There has never been any shortage of those who wished to portray Shevchenko as a primitive fanatical nationalist who allegedly blamed Poles and Jews, as people of a different faith, for all the sins of Ukraine. The facts indicate otherwise. It is common knowledge that Shevchenko was a friend of many prominent Poles, such as Zygmunt Sierakowski and Edward Zeligowski. In general, the Kobzar clearly set out his idea of Polish-Ukrainian relations in the poem “When We Used to Be Cossacks...” As to Shevchenko’s true attitude toward Jews as practitioners of Judaism, suffice is to quote the memoirs of some of the poet’s friends about an episode that occurred in Pryluky in 1846. Seeing a wretched Jewish house burning, Taras Shevchenko rushed inside, risking his life, in order to rescue the remaining property from the flames. One of those who told this was Afanasiev-Chubynsky. Moreover, a nationalist could not possibly have written this about Ukraine: “Her own children torment her worse than the Poles do;/They drink her righteous blood as if it were beer...”
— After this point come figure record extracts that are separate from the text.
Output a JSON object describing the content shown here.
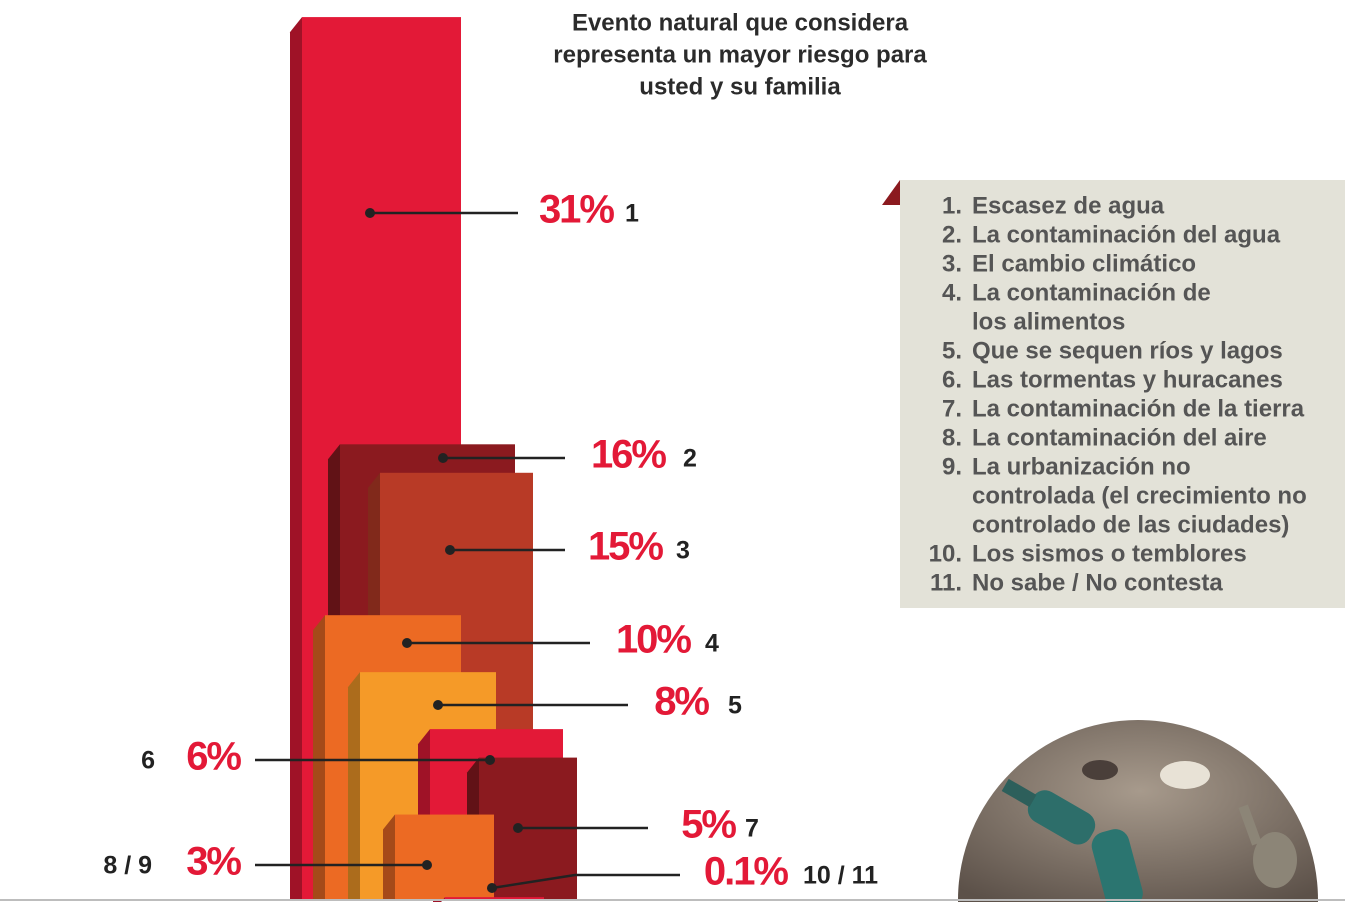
{
  "chart_data": {
    "type": "bar",
    "title_lines": [
      "Evento natural que considera",
      "representa un mayor riesgo para",
      "usted y su familia"
    ],
    "categories": [
      "1",
      "2",
      "3",
      "4",
      "5",
      "6",
      "7",
      "8 / 9",
      "10 / 11"
    ],
    "values": [
      31,
      16,
      15,
      10,
      8,
      6,
      5,
      3,
      0.1
    ],
    "value_labels": [
      "31%",
      "16%",
      "15%",
      "10%",
      "8%",
      "6%",
      "5%",
      "3%",
      "0.1%"
    ],
    "colors": [
      "#e31937",
      "#8b1a1f",
      "#b83a26",
      "#ec6a23",
      "#f59a28",
      "#e31937",
      "#8b1a1f",
      "#ec6a23",
      "#e31937"
    ],
    "ylim": [
      0,
      31.6
    ],
    "legend": {
      "items": [
        {
          "number": "1.",
          "lines": [
            "Escasez de agua"
          ]
        },
        {
          "number": "2.",
          "lines": [
            "La contaminación del agua"
          ]
        },
        {
          "number": "3.",
          "lines": [
            "El cambio climático"
          ]
        },
        {
          "number": "4.",
          "lines": [
            "La contaminación de",
            "los alimentos"
          ]
        },
        {
          "number": "5.",
          "lines": [
            "Que se sequen ríos y lagos"
          ]
        },
        {
          "number": "6.",
          "lines": [
            "Las tormentas y huracanes"
          ]
        },
        {
          "number": "7.",
          "lines": [
            "La contaminación de la tierra"
          ]
        },
        {
          "number": "8.",
          "lines": [
            "La contaminación del aire"
          ]
        },
        {
          "number": "9.",
          "lines": [
            "La urbanización no",
            "controlada (el crecimiento no",
            "controlado de las ciudades)"
          ]
        },
        {
          "number": "10.",
          "lines": [
            "Los sismos o temblores"
          ]
        },
        {
          "number": "11.",
          "lines": [
            "No sabe / No contesta"
          ]
        }
      ]
    }
  }
}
A special subject worthy of serious research is Shevchenko’s attitude toward the Biblical prophets. He knew very well the irate sermons of Isaiah, Jeremiah, Ezekiel, and Hosea; more than once did he use them in his works (and is the spirit of Shevchenko’s prophesies not related to that of the Old Testament? Take, for example, Isaiah XXV, Hosea XIV, and Ezekiel XIX). The poet compares Pavel Safaryk, a Czech scholar and champion of Slavic unity, in his poem “The Heretic” with the fiery Biblical prophet Ezekiel. Also interesting is the way Shevchenko quoted the apostles for epigraphs to his works (for example, To the Dead, to the Living, and to Those Yet Unborn... is preceded by a quotation from First John: “If a man say, I love God, and hateth his brother, he is a liar.”
I will take the liberty of expressing a perhaps disputable idea. In Shevchenko’s perception, God also has three hypostases: not the canonical Orthodox Father, Son, and Holy Ghost but, rather, Freedom, Mother, and Ukraine. This is confirmed by the poet’s own words. “Our soul and our freedom will never die” is a copybook maxim from “The Caucasus.” For every Christian, the “soul” means life, the sign of immortality, and at the same time a gift bestowed on man from above to bring the latter closer to Kingdom of Heaven. But, as we see, the poet asserts not only the immortality of the soul but also the inviolability of Freedom, in fact equating them.
Everybody seems to be aware of the Kobzar’s reverence for woman and mother. Tellingly, the poet’s pen attaches divine traits even to an ordinary peasant girl turned mother (to say nothing about Mary, the Mother of Christ, to whom Shevchenko dedicated a poem worthy of a genius). For, indeed, “There is nothing more beautiful in our paradise than a young mother with a little baby...”
And, finally, Ukraine, the hub of the poet universe, the chief hypostasis of his inner God, the holy of holies. In truth, Shevchenko places it above God. For it must be only our Prophet, the only Ukrainian out of all those who have ever existed, who secured, by his torments and struggles, the right to the following lines of genius:
“I love her, my poor Ukraine, so much that I will curse the Holy Lord and forsake my soul for her!”